Decine e decine di invisibili tentacoli scandagliavano l’incomprensibile vuoto che tutto avvolgeva. Una foresta di recettori, ampiamente in grado di lacerare il tunnel di non-spazio in cui viaggiava l’astronave e di estendersi nella buia realtà che si trovava oltre, raccoglieva continue informazioni, dati molto imprecisi rispetto a quanto si poteva raccogliere nello spazio vero e tuttavia ugualmente utilizzabili. La decodifica dei dati originava quindi le luminose composizioni che riempivano il laboratorio e sulle quali quel piccolo uomo un po’ paffuto stava chino giorno dopo giorno, valutando, scartando, considerando, cercando senza posa il nuovo Eden che rappresentava l’obbiettivo ultimo della spedizione.

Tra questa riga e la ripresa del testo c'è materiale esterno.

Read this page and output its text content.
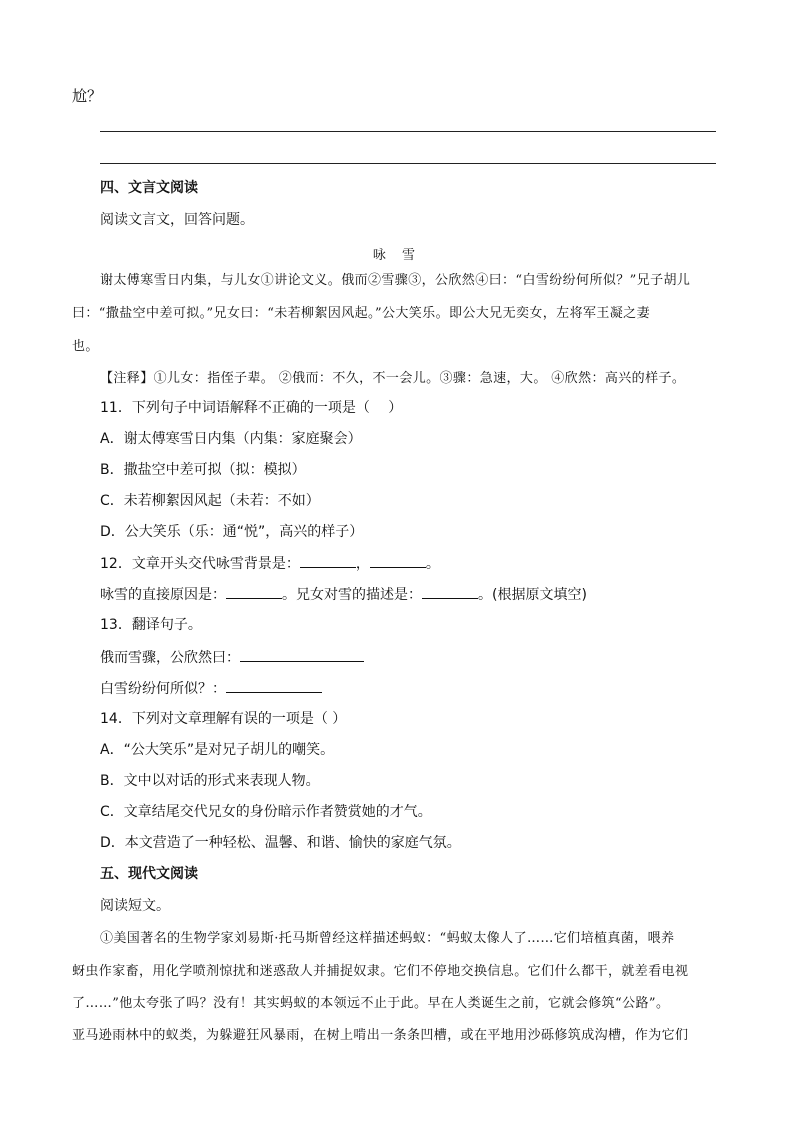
尬？
四、文言文阅读
阅读文言文，回答问题。
咏 雪
谢太傅寒雪日内集，与儿女①讲论文义。俄而②雪骤③，公欣然④曰：“白雪纷纷何所似？”兄子胡儿
曰：“撒盐空中差可拟。”兄女曰：“未若柳絮因风起。”公大笑乐。即公大兄无奕女，左将军王凝之妻
也。
【注释】①儿女：指侄子辈。 ②俄而：不久，不一会儿。③骤：急速，大。 ④欣然：高兴的样子。
11．下列句子中词语解释不正确的一项是（　 ）
A．谢太傅寒雪日内集（内集：家庭聚会）
B．撒盐空中差可拟（拟：模拟）
C．未若柳絮因风起（未若：不如）
D．公大笑乐（乐：通“悦”，高兴的样子）
12．文章开头交代咏雪背景是：	，	。
咏雪的直接原因是：	。兄女对雪的描述是：	。(根据原文填空)
13．翻译句子。
俄而雪骤，公欣然曰：
白雪纷纷何所似？：
14．下列对文章理解有误的一项是（ ）
A．“公大笑乐”是对兄子胡儿的嘲笑。
B．文中以对话的形式来表现人物。
C．文章结尾交代兄女的身份暗示作者赞赏她的才气。
D．本文营造了一种轻松、温馨、和谐、愉快的家庭气氛。
五、现代文阅读
阅读短文。
①美国著名的生物学家刘易斯·托马斯曾经这样描述蚂蚁：“蚂蚁太像人了……它们培植真菌，喂养
蚜虫作家畜，用化学喷剂惊扰和迷惑敌人并捕捉奴隶。它们不停地交换信息。它们什么都干，就差看电视
了……”他太夸张了吗？没有！其实蚂蚁的本领远不止于此。早在人类诞生之前，它就会修筑“公路”。
亚马逊雨林中的蚁类，为躲避狂风暴雨，在树上啃出一条条凹槽，或在平地用沙砾修筑成沟槽，作为它们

Hesper voleva discutere i nuovi prospetti. Il comandante l’ascoltò distrattamente. In quel momento cercava solo il semplice relax che veniva dal guardare gli schermi, quelle configurazioni astratte così colorate e vivaci, i selvaggi mulinelli di colori che ruotano vorticosamente pulsando di luce come comete impazzite. Davvero avevano un significato? Solo Hesper lo sapeva. Lui aveva sviluppato quel sistema di raccolta dati e solo lui poteva, in effetti, decodificare e interpretare i dati misteriosi che i sensori dell’astronave rubavano allo spazio circostante. Al momento opportuno, il comandante avrebbe prestato una totale attenzione ai dati raccolti dal piccolo uomo. Ma quel momento doveva ancora giungere.

Il comandante restò in piedi immobile a guardare, senza porsi domande, come un bambino che prova un innocente piacere contemplando delle strane figure colorate. Si concedeva così pochi piaceri: quello era innocuo e confortante. Le stelle sembravano danzare sullo schermo, classici fandango e vivaci gagliarde. Credette di vedere la luce blu metallica di Vega, quella smeraldo di Deneb e quella dorata di Arturo, ma sapeva che poteva trattarsi benissimo di altre stelle. Il firmamento recepito dai sensori non era quello che tanto spesso contemplava nei freddi cieli della sua Norvegia durante le frequenti notti insonni. Ciò che i sensori di Hesper percepivano non era in effetti neppure il firmamento, ma l’equivalente informatico del cielo depurato dalle distorsioni del non-spazio. Ne risultava una mappa delle sorgenti di energia e delle masse inerti presenti nello spazio vero, una mappa in continua evoluzione a causa della fantastica velocità a cui la Wotan procedeva. Ma non importava che quelle stelle virtuali fossero vere oppure illusorie, non importava che si chiamassero Markab, Procione, Rigel o Betelgeuse, oppure che non si chiamassero affatto: per lui poteva trattarsi anche solo di punti di luce immaginari. Era la loro danza che lo attraeva.